I build mathematical programs that could discover the drugs of the future
Guowei Wei, Professor of Mathematics, Electrical and Computer Engineering, Biochemistry and Molecular Biology, Michigan State University, wrote this piece for The Conversation, an independent collaboration between editors and academics that provides informed news analysis and commentary to the general public. See the entire list of articles written by MSU faculty for The Conversation.
Discovering and designing a new drug is one of the most challenging tasks in the biological sciences. It takes over 10 years and about US$2.6 billion to bring an average drug to market.
The essential idea behind making a new drug is to create a molecule that binds to a target, such as a protein or DNA, so as to activate or inhibit its biological function. That, in turn, should lead to a therapeutic benefit to the patient.
Ideally, the drug should be highly selective, meaning that it binds strongly to the target molecule without affecting any other similar molecules and that it gets along with the human metabolic system. There are many steps before the drug can come to market, including toxicity tests, three phases of clinical trials and measurements to determine the appropriate dose.
While many people were surprised by the power of artificial intelligence when AlphaGo beat human experts at Go for the first time a few years ago, it was not clear whether AI could tackle scientific challenges.
But, last December, Google’s DeepMind won the Critical Assessment of Structure Prediction competition using its latest artificial intelligence system, AlphaFold. This competition recognizes the technology that can best construct a protein’s 3D structure from biological sequences. AlphaFold was able to win 25 out of 43 contests with high accuracy. By comparison, the next best team won just three.
AlphaFold’s dominant win ushers in a new era of scientific research. Scientists like myself are excited about what the future may hold for biomedicine. AI will make discovering new drugs significantly faster and cheaper. This could be particularly beneficial to patients with rare medical ailments, for whom drug discovery is currently not profitable or for those whose medical ailments currently can’t be effectively treated with drugs, such as Alzheimer’s disease.
Automated drug design
However, drug design is much more complex than protein folding prediction.
Generative adversarial networks, a cutting-edge type of artificial intelligence program, could be a prototype for automated drug discovery. One part of the program generates potential molecules that could be used in drugs, while the other weeds out unqualified candidates based on existing database information and ideal drug requirements.
The generator learns from the mistakes caught by the discriminator until the discriminator is satisfied.
One of the major obstacles for automated drug design is the extreme size of the problem. A typical human protein and its binding drug have many, many possible configurations. Even if a computer enumerates one possible configuration per second, it would still take longer than the universe has existed to reach the right configuration.
Even all the world’s computers put together don’t have enough power to design drug automatically.
Untangling the molecules
In my lab, we tackle these challenges mathematically. Our work focuses on reducing the geometric complexity of individual proteins for computers. Each protein has a unique shape that affects what molecules it might bind to. We have introduced three mathematical methods that greatly increase the computer’s ability to represent new drug molecules and how they might interact with proteins in the human body.
For example, the first method utilizes differential geometry, a technique used by Einstein to formulate his general theory of relativity that explained space, time and the motions of stars. We use it to describe the contact surfaces and interactions of proteins and drugs. That makes it easier for the computer to assess how the protein would react to a given drug molecule.
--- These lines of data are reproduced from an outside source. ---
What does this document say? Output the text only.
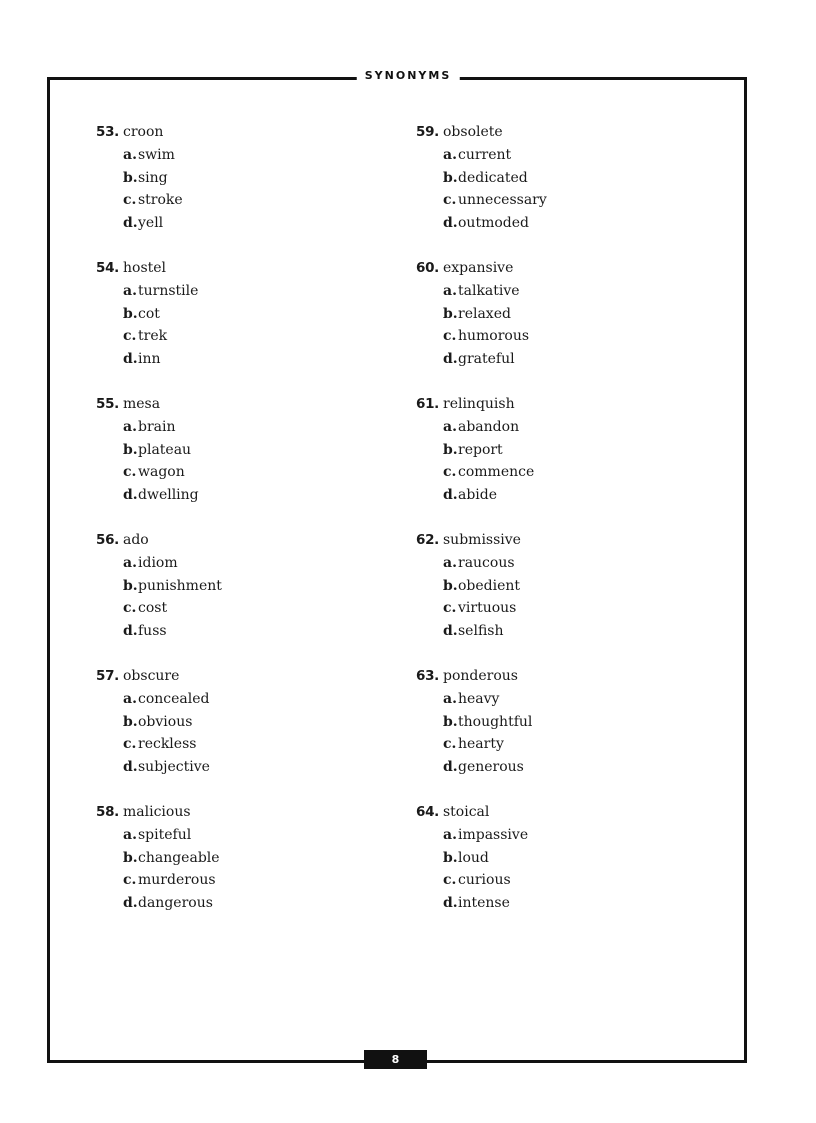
SYNONYMS
53. croon
a. swim
b. sing
c. stroke
d. yell
54. hostel
a. turnstile
b. cot
c. trek
d. inn
55. mesa
a. brain
b. plateau
c. wagon
d. dwelling
56. ado
a. idiom
b. punishment
c. cost
d. fuss
57. obscure
a. concealed
b. obvious
c. reckless
d. subjective
58. malicious
a. spiteful
b. changeable
c. murderous
d. dangerous
59. obsolete
a. current
b. dedicated
c. unnecessary
d. outmoded
60. expansive
a. talkative
b. relaxed
c. humorous
d. grateful
61. relinquish
a. abandon
b. report
c. commence
d. abide
62. submissive
a. raucous
b. obedient
c. virtuous
d. selfish
63. ponderous
a. heavy
b. thoughtful
c. hearty
d. generous
64. stoical
a. impassive
b. loud
c. curious
d. intense
8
Another method is called algebraic topology, which provides a high-level abstraction of protein-drug interactions so that a computer can easily grasp the difference between a suitable drug and a decoy. The other method, graph theory, examines the wide variety of ways a protein might interact with a drug, such as hydrogen bonding, electrostatic interactions or reactions to water. By studying all of these possible interactions, we can look out for anything that might be harmful to human health.
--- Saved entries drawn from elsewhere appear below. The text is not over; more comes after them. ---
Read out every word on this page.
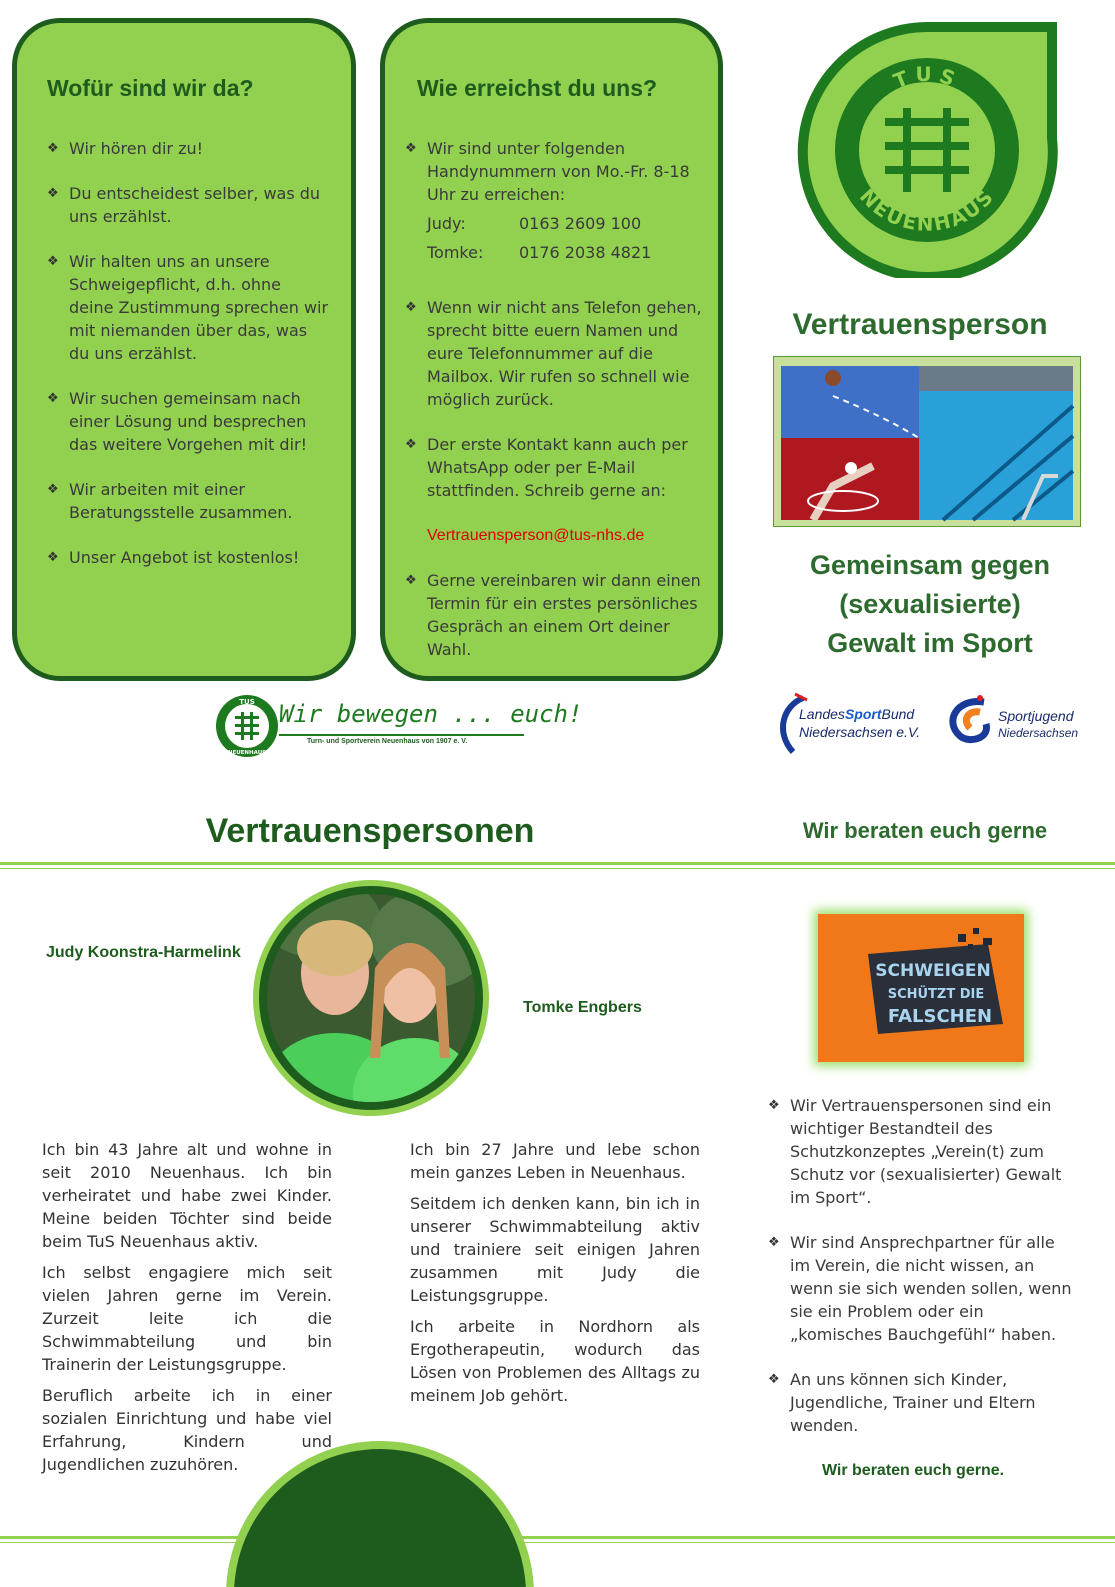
Wofür sind wir da?
❖ Wir hören dir zu!
❖ Du entscheidest selber, was du uns erzählst.
❖ Wir halten uns an unsere Schweigepflicht, d.h. ohne deine Zustimmung sprechen wir mit niemanden über das, was du uns erzählst.
❖ Wir suchen gemeinsam nach einer Lösung und besprechen das weitere Vorgehen mit dir!
❖ Wir arbeiten mit einer Beratungsstelle zusammen.
❖ Unser Angebot ist kostenlos!
Wie erreichst du uns?
❖ Wir sind unter folgenden Handynummern von Mo.-Fr. 8-18 Uhr zu erreichen:
Judy:	0163 2609 100
Tomke:	0176 2038 4821
❖ Wenn wir nicht ans Telefon gehen, sprecht bitte euern Namen und eure Telefonnummer auf die Mailbox. Wir rufen so schnell wie möglich zurück.
❖ Der erste Kontakt kann auch per WhatsApp oder per E-Mail stattfinden. Schreib gerne an:
Vertrauensperson@tus-nhs.de
❖ Gerne vereinbaren wir dann einen Termin für ein erstes persönliches Gespräch an einem Ort deiner Wahl.
TUS
NEUENHAUS
Vertrauensperson
Gemeinsam gegen
(sexualisierte)
Gewalt im Sport
TUS
NEUENHAUS
Wir bewegen ... euch!
Turn- und Sportverein Neuenhaus von 1907 e. V.
LandesSportBund
Niedersachsen e.V.
Sportjugend
Niedersachsen
Vertrauenspersonen	Wir beraten euch gerne
Judy Koonstra-Harmelink
Tomke Engbers

Ich bin 43 Jahre alt und wohne in seit 2010 Neuenhaus. Ich bin verheiratet und habe zwei Kinder. Meine beiden Töchter sind beide beim TuS Neuenhaus aktiv.

Ich selbst engagiere mich seit vielen Jahren gerne im Verein. Zurzeit leite ich die Schwimmabteilung und bin Trainerin der Leistungsgruppe.

Beruflich arbeite ich in einer sozialen Einrichtung und habe viel Erfahrung, Kindern und Jugendlichen zuzuhören.

Ich bin 27 Jahre und lebe schon mein ganzes Leben in Neuenhaus.

Seitdem ich denken kann, bin ich in unserer Schwimmabteilung aktiv und trainiere seit einigen Jahren zusammen mit Judy die Leistungsgruppe.

Ich arbeite in Nordhorn als Ergotherapeutin, wodurch das Lösen von Problemen des Alltags zu meinem Job gehört.

SCHWEIGEN
SCHÜTZT DIE
FALSCHEN
❖ Wir Vertrauenspersonen sind ein wichtiger Bestandteil des Schutzkonzeptes „Verein(t) zum Schutz vor (sexualisierter) Gewalt im Sport“.
❖ Wir sind Ansprechpartner für alle im Verein, die nicht wissen, an wenn sie sich wenden sollen, wenn sie ein Problem oder ein „komisches Bauchgefühl“ haben.
❖ An uns können sich Kinder, Jugendliche, Trainer und Eltern wenden.
Wir beraten euch gerne.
The impact of our mathematical approaches is best related through D3R Grand Challenges, an annual worldwide competition where entrants pit their tools against prescribed drug posing and binding problems. We won 14 percent of contests in Grand Challenge 2 in 2016, improving this to a 38 percent win rate in Grand Challenge 3 in 2017. The second winner had a winning rate of 19 percent.
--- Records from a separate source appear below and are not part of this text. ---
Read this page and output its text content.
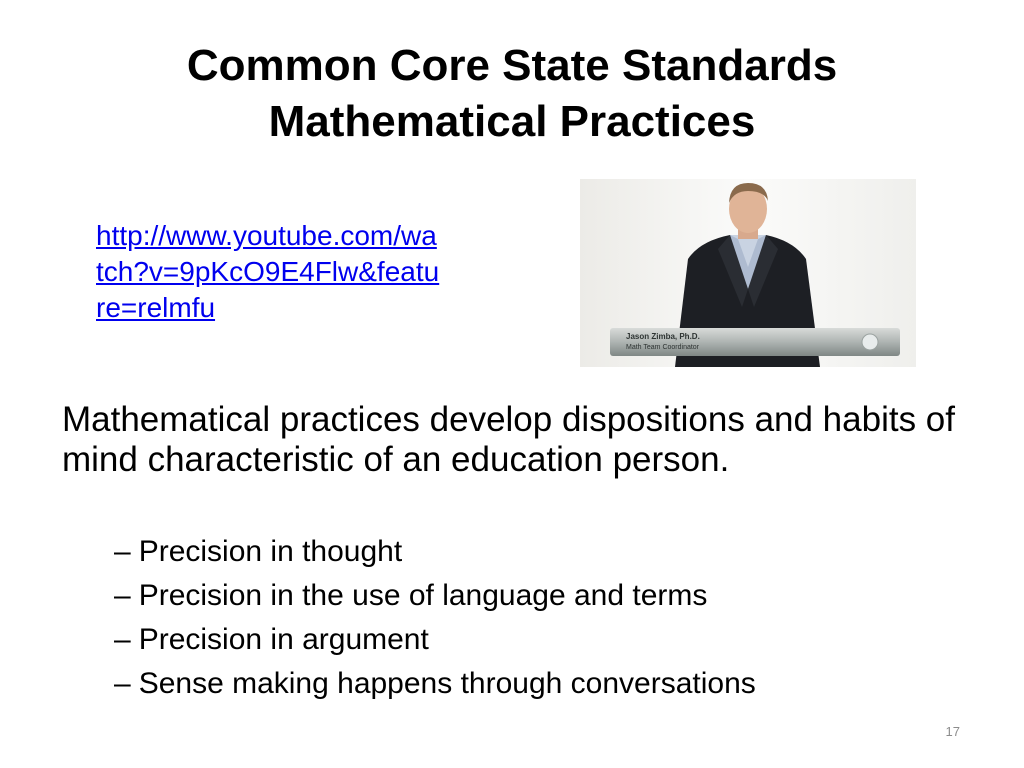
Common Core State Standards
Mathematical Practices
http://www.youtube.com/wa
tch?v=9pKcO9E4Flw&featu
re=relmfu
Jason Zimba, Ph.D.
Math Team Coordinator
Mathematical practices develop dispositions and habits of mind characteristic of an education person.
– Precision in thought
– Precision in the use of language and terms
– Precision in argument
– Sense making happens through conversations
17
In the latest Grand Challenge 4, preliminary results indicate that we might have the best predictions in 50 percent of contests. Our approach is tens of thousands of times faster than traditional methods based on molecular simulations.
Stimulated by this success, we have entered into partnerships with Pfizer to improve mathematical AI tools for virtual screening and with Bristol-Myers Squibb to predict drug efficacy and optimize doses.
Integrating advanced mathematics and AI provides a powerful way to search for new drugs. It might be that, just a decade down the road, AI will become a leading force for new drug discovery, leading to less expensive and more efficient drugs.